Werle drew the title, “Halo-Halo,” from a term that has multiple uses. It means “mix-mix,” in reference to a layered ice-cream sundae-type dish with its own menu and conglomeration of potential ingredients. As Werle says in her show description, it’s also a “cute way” to refer to Filipinos with mixed ancestry.

About four or five years ago, Werle began drawing hands as characters for the narratives. They gesture, interact and arrive in varied locations and scenarios.

“I wanted to find a way to use the figure, but not have so much context that you get from a face or a full body and clothes,” she said. “I felt you could reduce that figure to just the hand to tell stories effectively,” she said.

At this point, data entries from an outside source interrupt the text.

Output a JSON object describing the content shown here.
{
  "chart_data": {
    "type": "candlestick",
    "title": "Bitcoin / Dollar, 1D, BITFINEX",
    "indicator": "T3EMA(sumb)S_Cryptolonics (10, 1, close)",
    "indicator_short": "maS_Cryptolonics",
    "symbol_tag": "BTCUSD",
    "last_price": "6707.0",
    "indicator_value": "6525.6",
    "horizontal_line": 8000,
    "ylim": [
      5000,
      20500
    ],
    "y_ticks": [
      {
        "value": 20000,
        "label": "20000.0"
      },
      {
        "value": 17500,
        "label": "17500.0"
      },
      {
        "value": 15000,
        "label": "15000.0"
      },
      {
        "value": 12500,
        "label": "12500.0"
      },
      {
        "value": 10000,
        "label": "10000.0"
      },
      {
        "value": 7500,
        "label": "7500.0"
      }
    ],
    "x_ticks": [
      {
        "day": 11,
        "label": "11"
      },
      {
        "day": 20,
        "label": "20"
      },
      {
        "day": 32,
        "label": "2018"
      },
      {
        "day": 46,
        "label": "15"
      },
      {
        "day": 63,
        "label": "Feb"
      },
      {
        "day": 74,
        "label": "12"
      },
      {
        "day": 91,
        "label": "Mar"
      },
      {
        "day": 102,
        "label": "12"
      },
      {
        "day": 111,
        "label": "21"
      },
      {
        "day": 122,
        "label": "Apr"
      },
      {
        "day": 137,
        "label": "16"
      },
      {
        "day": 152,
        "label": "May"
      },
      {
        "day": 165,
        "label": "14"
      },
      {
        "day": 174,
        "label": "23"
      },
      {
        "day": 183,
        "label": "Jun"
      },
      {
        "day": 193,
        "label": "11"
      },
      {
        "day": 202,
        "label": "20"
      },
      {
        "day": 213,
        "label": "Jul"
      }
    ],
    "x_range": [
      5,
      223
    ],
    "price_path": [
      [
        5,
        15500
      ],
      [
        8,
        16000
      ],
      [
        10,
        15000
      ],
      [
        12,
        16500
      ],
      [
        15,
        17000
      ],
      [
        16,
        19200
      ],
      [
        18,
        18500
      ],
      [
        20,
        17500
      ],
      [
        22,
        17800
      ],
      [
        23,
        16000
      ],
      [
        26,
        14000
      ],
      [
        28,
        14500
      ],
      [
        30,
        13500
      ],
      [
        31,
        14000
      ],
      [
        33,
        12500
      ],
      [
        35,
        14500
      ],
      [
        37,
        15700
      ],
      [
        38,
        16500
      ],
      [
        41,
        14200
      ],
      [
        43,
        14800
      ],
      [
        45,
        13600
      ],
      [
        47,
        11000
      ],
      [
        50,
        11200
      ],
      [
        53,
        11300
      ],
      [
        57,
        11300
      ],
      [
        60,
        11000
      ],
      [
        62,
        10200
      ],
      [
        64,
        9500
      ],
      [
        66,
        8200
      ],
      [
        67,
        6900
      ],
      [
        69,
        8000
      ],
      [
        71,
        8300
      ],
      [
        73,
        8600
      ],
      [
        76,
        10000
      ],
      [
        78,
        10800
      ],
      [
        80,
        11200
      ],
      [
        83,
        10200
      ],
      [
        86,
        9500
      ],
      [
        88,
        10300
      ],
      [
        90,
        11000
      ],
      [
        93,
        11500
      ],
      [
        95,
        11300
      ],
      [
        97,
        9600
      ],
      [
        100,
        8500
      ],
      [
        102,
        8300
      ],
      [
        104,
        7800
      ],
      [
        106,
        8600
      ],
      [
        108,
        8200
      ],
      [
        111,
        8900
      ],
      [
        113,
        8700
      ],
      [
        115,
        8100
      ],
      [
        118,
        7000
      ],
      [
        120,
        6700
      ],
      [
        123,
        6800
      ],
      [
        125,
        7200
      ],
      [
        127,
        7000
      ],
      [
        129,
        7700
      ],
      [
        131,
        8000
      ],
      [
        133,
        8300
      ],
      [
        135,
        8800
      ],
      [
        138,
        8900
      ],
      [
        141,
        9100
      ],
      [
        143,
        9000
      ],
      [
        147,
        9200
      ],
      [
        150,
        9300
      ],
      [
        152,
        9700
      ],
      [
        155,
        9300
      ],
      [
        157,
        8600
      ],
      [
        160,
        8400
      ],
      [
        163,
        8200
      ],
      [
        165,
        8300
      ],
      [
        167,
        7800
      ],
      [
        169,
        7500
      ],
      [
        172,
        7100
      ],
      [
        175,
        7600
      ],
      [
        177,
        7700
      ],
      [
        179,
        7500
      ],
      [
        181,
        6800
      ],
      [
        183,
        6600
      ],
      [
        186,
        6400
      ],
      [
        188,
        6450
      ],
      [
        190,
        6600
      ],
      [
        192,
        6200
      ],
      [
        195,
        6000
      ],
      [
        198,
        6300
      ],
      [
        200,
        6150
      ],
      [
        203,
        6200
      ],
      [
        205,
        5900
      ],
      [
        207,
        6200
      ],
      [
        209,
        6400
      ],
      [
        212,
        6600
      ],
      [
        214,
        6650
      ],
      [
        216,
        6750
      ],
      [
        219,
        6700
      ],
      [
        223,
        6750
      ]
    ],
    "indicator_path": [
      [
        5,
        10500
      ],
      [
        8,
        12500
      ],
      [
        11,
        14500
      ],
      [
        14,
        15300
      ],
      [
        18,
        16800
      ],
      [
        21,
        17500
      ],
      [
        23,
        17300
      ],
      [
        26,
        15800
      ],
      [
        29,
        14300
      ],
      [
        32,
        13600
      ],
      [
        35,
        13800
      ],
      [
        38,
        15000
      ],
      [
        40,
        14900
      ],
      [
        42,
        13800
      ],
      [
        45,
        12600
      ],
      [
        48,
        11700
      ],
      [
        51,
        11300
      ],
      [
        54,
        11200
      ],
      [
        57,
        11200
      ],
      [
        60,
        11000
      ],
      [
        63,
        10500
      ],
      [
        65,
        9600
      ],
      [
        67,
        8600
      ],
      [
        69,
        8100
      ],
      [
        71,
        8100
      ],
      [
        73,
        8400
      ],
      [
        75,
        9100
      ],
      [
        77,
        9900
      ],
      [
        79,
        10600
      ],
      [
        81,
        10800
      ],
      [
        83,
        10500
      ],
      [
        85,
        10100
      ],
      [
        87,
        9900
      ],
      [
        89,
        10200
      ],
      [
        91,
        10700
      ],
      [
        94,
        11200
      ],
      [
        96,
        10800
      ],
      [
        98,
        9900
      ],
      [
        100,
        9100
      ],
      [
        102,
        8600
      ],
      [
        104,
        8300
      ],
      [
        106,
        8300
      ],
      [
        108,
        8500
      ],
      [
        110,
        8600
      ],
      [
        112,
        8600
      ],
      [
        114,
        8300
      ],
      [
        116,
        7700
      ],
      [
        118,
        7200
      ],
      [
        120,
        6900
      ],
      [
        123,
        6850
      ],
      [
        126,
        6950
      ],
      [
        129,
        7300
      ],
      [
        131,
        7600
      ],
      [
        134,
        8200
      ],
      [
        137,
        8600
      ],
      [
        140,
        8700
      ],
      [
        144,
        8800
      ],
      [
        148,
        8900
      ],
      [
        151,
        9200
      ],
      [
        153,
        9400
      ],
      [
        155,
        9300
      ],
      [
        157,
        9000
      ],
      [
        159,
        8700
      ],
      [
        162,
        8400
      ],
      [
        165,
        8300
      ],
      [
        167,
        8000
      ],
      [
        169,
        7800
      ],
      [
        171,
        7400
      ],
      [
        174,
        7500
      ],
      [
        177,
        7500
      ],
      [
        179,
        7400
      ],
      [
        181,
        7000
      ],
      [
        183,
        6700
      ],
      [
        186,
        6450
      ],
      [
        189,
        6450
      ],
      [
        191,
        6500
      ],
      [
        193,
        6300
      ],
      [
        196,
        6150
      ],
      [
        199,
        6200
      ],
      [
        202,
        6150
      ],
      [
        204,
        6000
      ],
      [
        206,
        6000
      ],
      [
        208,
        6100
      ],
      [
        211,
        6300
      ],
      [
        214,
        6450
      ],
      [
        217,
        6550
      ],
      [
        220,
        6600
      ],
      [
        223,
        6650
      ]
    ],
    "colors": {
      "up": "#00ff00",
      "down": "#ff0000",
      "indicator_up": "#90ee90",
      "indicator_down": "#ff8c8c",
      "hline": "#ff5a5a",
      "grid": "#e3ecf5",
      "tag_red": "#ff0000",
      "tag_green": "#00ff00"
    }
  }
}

In her gallery text, she explains how they’re a way to explore her identity without literally depicting herself.

In “Where are you from-from?”, a hand casually holds a cigarette aloft while “seated” in a Peacock chair, a sunset aligned behind its back and palm trees at the chair’s feet. The title refers to the chair’s origins. While the furniture is associated with the Black Power movement and Old Hollywood portraits, they’ve been traced back to the Philippines. She based her image on the oldest known photograph of the chair, of a woman in a prison where the chairs were manufactured.

The wood paneling plays a subtle role in her themes as well — a nod to Montana and also the traditional Filipino wood carvings that her aunt decorated her house with.

In another, two hands gesture toward each other, one from the top of the mountain to another who’s still in ascent. The hillside is clustered with greens. It’s titled, “Oh s—, there are pine trees here too!”

Werle took a trip to Cebu, the island where her mother grew up, and they took a hike up its tallest mountain. During the ascent, she noticed, to her surprise, pine trees. They’d long been a symbol of her Montana roots in her work.

“Food tastes better this way” displays the proper technique for eating rice with your hands, which they did in Werle’s family growing up.

Werle has been more focused on studio work lately. After college, she pursued mural painting: As a way of traveling abroad, through an artist residency, and more back here in Missoula. Her work is on Drum Coffee’s South Avenue location and in the “mural alley” behind the Zootown Arts Community Center, part of a four-part sequence by BIPOC artists called “Feeling Welcome.”

She was a part of the Arts Missoula’s BIPOC Arts Advisory Council, which has since become its own program called the Cohesion Arts Collective. They’re planning a three-part speaker series, a spring mixer at the Confluence Center nonprofit space, and in the fall, an exhibition at the Brunswick Gallery.